European Central Bank warns stablecoins pose financial risks and challenges
ECB President Christine Lagarde pushes back against proposals to ease euro stablecoin regulations, arguing they threaten bank deposits and monetary sovereignty.
The European Central Bank is drawing a line in the sand on stablecoins. At an informal meeting with EU finance ministers in Nicosia, Cyprus on May 22, ECB President Christine Lagarde rejected a proposal from the Bruegel think tank that would have loosened liquidity requirements for euro-denominated stablecoin issuers and given them access to ECB funding.
The central bank’s argument boils down to this: if stablecoins become too easy to issue and hold, people might pull their money out of traditional bank deposits. The ECB is worried that a thriving euro stablecoin market could starve commercial banks of the cheap funding they rely on, driving up borrowing costs and shrinking their ability to lend.
Lagarde’s case against euro stablecoins
This wasn’t a one-off comment. Lagarde laid the intellectual groundwork two weeks earlier, in a May 8 speech where she argued that the case for promoting euro stablecoins is “weaker than perceived.”
Her preferred alternatives are tokenized bank deposits and the planned digital euro, both of which keep the existing banking system firmly in the loop.
Lagarde’s stance also touches on monetary sovereignty. Stablecoins, particularly those issued by private entities outside the traditional banking perimeter, could complicate the ECB’s ability to transmit monetary policy. When the ECB raises or lowers interest rates, it expects those changes to ripple through the banking system. A large pool of value sitting in stablecoins could dampen that transmission mechanism.
The numbers tell a story of dominance, and absence
The global stablecoin supply reached approximately $300 billion by the end of 2025. Euro-pegged tokens accounted for just 0.3% of that total. Circle’s EURC is the most notable euro stablecoin, but it’s a minnow compared to the dollar-dominated giants like USDT and USDC.
The Qivalis consortium of 37 European banks is planning to launch a MiCA-compliant euro stablecoin in the second half of 2026.
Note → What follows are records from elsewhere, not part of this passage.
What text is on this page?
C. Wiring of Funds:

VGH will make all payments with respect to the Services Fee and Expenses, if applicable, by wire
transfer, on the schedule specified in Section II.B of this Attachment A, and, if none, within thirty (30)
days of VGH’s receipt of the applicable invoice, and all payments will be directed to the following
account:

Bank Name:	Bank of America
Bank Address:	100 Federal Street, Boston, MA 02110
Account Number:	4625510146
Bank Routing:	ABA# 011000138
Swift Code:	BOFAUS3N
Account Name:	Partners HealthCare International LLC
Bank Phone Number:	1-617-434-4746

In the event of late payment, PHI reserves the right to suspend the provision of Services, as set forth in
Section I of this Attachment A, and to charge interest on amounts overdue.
EU vs. US: a regulatory tale of two continents
The EU’s Markets in Crypto-Assets Regulation, or MiCAR, has been in effect since 2024 and requires large reserve holdings in bank deposits. Across the Atlantic, the US passed the GENIUS Act in 2025, which takes a notably lighter touch.
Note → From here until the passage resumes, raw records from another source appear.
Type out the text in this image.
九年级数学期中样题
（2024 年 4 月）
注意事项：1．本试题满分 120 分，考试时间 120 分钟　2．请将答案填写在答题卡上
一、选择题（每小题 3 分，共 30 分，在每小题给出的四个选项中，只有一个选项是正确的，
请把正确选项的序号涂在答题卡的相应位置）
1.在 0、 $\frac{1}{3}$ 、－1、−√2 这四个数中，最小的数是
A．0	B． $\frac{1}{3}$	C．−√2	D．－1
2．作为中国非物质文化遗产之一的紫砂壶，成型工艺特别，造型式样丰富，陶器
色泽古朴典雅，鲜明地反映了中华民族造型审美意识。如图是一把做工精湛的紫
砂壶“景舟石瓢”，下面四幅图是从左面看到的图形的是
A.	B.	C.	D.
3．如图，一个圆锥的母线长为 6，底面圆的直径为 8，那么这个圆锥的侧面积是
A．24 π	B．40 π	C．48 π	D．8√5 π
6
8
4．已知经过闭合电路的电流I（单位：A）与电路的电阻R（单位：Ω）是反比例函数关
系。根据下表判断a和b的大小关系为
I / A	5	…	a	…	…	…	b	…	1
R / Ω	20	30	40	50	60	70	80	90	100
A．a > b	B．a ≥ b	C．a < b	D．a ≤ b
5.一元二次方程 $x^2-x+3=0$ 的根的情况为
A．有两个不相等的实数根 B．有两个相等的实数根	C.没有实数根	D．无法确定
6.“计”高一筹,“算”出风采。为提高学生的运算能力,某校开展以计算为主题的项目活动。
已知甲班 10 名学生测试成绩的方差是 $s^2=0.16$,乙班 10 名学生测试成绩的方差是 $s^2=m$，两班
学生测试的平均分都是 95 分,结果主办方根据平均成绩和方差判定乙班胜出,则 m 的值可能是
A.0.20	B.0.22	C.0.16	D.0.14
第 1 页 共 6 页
What this means for investors
For anyone holding or trading euro-denominated stablecoins, the ECB’s position creates a clear near-term ceiling on growth. The central bank isn’t just passively monitoring the space. It’s actively lobbying finance ministers to keep the regulatory screws tight.
The Qivalis consortium launch later this year will be worth watching closely. If 37 banks can successfully issue a MiCA-compliant euro stablecoin, it could demonstrate that the regulatory framework is workable, even if imperfect. Conversely, if the project gets bogged down in compliance costs and operational complexity, it will validate the argument that MiCAR is too restrictive.
The regulatory gap between MiCAR and the GENIUS Act creates concentration risk. A stablecoin ecosystem dominated by dollar-denominated tokens leaves European institutions dependent on US regulatory decisions. The irony is that by restricting euro stablecoins so aggressively, the ECB may be accelerating the very dollar dominance it fears.